Risposero che il fatto di trovarcisi era molto pietoso, ma che, per un cristiano, c’era del lavoro da fare sul posto, un lavoro d’«umanizzazione».
Alain spiegò che non ci credeva più.
Gli dissero di un amico del quartiere ch’era riuscito a farsi passare per infermiere e aveva avuto contatti molto utili con la popolazione.
Rispose che se bisognava giocar d’astuzia per trovarsi una copertura morale, non se ne sentiva capace: d’altra parte, questo non l’interessava. Disse che non voleva avere nessun rapporto di questo genere con gli algerini e che calpestare la loro terra era rinnegare se stesso.
Gli risposero:
— Se sei costretto a sparare, tu non sei responsabile. È il tuo governo, lo sono i tuoi capi. Non si può avercela con tutti i ragazzi che stanno laggiù.

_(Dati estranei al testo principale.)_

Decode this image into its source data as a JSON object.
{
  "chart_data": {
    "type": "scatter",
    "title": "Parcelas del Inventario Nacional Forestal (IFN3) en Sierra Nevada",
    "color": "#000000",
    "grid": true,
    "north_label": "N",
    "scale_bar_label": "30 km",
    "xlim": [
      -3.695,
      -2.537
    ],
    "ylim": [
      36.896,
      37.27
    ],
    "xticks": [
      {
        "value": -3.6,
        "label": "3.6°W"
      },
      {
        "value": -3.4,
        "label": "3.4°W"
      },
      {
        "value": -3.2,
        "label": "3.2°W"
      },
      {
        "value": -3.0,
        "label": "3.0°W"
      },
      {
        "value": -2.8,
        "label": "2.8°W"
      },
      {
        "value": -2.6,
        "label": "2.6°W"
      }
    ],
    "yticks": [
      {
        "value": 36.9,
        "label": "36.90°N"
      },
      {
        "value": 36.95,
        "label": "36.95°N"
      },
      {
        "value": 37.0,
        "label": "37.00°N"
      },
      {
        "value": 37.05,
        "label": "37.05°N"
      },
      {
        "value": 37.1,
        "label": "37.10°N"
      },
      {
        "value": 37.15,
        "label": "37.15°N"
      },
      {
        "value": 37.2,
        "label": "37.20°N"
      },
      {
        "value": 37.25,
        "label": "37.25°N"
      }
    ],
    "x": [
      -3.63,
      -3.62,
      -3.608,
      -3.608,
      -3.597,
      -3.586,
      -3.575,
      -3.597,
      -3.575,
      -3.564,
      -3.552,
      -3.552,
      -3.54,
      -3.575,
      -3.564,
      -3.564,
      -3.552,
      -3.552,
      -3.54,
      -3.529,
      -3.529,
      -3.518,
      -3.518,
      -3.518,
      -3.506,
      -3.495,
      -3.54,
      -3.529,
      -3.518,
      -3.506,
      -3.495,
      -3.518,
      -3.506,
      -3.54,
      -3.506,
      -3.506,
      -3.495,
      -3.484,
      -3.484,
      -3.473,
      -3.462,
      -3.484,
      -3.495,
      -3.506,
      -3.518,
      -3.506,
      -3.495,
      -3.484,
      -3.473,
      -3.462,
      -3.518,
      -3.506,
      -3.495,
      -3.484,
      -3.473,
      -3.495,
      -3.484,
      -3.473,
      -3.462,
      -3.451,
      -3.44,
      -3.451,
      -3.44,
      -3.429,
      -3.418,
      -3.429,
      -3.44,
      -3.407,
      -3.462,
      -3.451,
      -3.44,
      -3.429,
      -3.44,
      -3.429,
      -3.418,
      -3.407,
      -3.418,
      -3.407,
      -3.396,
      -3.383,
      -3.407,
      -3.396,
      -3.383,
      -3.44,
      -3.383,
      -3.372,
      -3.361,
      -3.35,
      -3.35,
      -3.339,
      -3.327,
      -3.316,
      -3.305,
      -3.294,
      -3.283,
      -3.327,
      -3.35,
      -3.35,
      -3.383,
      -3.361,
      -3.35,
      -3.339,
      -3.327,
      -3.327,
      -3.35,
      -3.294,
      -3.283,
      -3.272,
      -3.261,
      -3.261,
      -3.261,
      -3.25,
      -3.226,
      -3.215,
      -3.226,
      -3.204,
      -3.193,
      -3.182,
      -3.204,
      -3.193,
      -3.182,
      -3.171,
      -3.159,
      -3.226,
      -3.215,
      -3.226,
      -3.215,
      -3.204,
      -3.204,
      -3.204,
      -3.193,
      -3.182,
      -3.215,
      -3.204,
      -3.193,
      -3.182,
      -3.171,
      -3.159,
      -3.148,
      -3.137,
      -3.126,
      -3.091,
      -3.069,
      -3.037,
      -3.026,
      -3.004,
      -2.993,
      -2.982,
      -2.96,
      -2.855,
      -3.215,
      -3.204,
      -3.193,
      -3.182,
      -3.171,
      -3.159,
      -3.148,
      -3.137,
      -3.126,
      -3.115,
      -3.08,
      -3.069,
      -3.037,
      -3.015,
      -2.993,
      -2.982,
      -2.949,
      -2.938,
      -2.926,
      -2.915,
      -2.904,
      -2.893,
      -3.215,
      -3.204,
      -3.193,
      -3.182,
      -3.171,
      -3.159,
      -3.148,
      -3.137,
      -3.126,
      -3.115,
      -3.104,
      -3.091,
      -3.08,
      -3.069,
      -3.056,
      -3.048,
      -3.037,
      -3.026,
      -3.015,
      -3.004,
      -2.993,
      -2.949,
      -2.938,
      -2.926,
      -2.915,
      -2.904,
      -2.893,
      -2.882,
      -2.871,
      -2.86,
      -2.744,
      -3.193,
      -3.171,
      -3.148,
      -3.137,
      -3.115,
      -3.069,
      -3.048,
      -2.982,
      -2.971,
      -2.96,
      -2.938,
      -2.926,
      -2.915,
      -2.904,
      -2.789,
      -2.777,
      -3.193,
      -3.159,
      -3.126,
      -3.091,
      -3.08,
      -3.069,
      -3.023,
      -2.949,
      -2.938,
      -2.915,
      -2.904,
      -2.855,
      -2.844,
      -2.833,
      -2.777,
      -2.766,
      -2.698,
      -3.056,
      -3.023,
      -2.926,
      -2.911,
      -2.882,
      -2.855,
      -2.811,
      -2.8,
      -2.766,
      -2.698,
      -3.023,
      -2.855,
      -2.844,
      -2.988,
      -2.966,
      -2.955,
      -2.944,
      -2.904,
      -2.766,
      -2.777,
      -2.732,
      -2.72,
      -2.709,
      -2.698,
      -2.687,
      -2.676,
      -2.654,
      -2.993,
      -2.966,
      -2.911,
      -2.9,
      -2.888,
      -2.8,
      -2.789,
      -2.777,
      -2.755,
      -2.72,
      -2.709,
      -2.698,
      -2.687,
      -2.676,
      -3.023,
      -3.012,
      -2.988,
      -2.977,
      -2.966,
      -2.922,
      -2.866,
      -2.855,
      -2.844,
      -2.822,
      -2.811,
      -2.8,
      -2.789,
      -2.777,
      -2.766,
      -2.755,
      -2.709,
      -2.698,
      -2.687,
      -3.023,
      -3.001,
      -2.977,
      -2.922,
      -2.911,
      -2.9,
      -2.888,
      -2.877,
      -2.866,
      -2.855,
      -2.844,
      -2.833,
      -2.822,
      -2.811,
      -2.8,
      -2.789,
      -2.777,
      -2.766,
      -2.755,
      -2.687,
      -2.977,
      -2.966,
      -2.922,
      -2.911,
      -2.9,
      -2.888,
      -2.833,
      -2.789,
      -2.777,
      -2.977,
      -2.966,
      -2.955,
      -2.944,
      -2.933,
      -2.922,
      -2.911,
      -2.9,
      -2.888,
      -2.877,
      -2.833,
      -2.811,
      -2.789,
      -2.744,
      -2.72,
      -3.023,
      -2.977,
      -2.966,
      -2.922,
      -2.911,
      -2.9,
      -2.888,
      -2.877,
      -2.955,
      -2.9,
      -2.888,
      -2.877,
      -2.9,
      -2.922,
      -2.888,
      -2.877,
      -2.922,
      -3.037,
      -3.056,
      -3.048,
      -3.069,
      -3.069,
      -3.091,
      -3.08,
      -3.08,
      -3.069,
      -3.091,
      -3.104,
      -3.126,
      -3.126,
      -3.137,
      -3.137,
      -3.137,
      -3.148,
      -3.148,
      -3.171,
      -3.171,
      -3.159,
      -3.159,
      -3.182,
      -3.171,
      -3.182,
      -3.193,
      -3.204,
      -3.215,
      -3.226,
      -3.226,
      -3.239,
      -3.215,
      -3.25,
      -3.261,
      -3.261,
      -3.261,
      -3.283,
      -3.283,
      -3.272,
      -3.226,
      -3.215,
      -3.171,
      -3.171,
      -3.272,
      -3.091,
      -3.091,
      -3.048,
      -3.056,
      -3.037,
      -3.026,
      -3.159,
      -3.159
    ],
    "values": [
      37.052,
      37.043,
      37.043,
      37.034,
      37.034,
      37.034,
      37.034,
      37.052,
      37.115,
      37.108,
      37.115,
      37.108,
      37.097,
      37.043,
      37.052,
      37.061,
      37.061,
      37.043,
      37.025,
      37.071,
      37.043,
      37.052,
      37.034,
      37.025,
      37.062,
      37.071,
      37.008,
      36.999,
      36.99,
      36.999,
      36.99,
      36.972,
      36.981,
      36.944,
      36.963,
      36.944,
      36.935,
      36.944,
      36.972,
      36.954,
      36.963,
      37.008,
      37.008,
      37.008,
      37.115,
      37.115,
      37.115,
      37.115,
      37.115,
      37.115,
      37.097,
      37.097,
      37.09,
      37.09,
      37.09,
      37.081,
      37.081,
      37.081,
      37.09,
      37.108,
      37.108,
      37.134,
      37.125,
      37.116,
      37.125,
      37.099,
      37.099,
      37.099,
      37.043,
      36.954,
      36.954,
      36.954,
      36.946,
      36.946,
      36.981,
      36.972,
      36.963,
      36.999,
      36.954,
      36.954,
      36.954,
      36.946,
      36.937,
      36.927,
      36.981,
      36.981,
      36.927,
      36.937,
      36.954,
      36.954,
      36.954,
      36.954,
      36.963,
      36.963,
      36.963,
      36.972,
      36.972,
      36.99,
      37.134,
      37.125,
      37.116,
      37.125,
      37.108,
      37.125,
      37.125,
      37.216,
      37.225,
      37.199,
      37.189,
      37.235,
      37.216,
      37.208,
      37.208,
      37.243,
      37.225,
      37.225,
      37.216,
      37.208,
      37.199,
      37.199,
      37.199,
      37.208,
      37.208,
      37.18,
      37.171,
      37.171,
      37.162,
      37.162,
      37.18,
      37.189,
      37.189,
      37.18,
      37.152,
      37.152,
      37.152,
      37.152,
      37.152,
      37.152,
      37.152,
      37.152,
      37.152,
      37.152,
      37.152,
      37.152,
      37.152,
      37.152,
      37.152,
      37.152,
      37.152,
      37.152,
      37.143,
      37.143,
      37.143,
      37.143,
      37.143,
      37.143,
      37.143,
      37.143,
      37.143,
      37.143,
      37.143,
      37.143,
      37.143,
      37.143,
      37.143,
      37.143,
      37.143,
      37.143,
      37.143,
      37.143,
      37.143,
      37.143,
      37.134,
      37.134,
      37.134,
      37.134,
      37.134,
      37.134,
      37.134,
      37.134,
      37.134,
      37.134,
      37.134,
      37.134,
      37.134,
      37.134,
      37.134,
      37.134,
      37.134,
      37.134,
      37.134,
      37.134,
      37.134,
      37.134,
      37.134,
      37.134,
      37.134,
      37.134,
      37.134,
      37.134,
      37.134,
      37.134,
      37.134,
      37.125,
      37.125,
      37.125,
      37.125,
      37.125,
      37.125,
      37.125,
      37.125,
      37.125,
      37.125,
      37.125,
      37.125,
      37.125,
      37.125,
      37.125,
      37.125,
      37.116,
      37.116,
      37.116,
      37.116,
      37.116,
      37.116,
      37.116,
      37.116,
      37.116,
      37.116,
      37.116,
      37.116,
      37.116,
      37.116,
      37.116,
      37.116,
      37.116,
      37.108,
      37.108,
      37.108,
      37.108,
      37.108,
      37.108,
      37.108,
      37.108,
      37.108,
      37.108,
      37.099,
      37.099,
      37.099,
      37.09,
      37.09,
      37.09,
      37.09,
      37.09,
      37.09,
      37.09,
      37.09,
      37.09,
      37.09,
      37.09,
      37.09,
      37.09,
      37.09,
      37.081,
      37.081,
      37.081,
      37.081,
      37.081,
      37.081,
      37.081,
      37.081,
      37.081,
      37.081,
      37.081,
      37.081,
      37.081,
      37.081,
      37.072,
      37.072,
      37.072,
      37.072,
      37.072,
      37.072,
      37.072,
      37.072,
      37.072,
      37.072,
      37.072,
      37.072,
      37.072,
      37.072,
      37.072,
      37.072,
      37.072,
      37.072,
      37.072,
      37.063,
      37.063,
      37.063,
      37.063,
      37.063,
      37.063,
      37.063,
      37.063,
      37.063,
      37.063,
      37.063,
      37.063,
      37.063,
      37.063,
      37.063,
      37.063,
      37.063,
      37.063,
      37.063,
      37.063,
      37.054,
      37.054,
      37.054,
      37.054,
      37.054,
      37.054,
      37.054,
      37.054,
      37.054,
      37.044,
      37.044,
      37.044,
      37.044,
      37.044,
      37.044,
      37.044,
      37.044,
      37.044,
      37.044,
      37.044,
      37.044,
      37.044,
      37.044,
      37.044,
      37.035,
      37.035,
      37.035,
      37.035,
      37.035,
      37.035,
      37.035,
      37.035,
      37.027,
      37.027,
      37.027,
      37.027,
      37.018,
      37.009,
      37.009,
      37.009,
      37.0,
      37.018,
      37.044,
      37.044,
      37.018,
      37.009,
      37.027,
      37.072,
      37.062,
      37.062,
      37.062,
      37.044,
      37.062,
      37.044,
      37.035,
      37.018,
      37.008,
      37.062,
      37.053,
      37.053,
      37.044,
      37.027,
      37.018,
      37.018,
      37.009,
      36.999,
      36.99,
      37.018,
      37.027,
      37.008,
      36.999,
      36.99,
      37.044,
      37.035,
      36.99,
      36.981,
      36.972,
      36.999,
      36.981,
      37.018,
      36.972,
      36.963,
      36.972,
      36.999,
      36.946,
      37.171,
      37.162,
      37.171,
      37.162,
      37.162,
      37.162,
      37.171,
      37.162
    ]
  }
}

Dichiarò che si rifiutava di fare distinzione tra responsabilità individuale e responsabilità collettiva. Nella misura in cui era individualmente lucido, informato, cosciente, era responsabile dei suoi atti, del suo assenso; diventava subito, non una vittima, ma un complice.
Gli chiesero dove voleva arrivare.
Annunciò che aveva ricevuto l’ordine di partire e che si rifiutava di eseguirlo.
Credettero che scegliesse la prigione. Trovarono la cosa molto bella dal punto di vista estetico, e tutta a suo onore. Ma la giudicarono ugualmente un inutile sacrificio.
Alain precisò che voleva disertare.
Albert gli disse allora, senza ridere, che non aveva il diritto di rompere la propria solidarietà col gruppo umano che lo aveva formato; in oltre, tradiva i suoi camerati di reggimento che, al contrario, subivano la prova stoicamente. Era ripugnante da parte sua. Non aveva neppure il diritto di tagliar netto con la Francia, perché automaticamente si vietava tutto il lavoro futuro che avrebbe potuto rivolgervi. In breve, trovava tale decisione vile e concluse che non amava quelli che si ritiravano nel bel mezzo della battaglia.
Alain cercò di spiegare. Non si ritirava dalla lotta: passava dalla parte del più debole.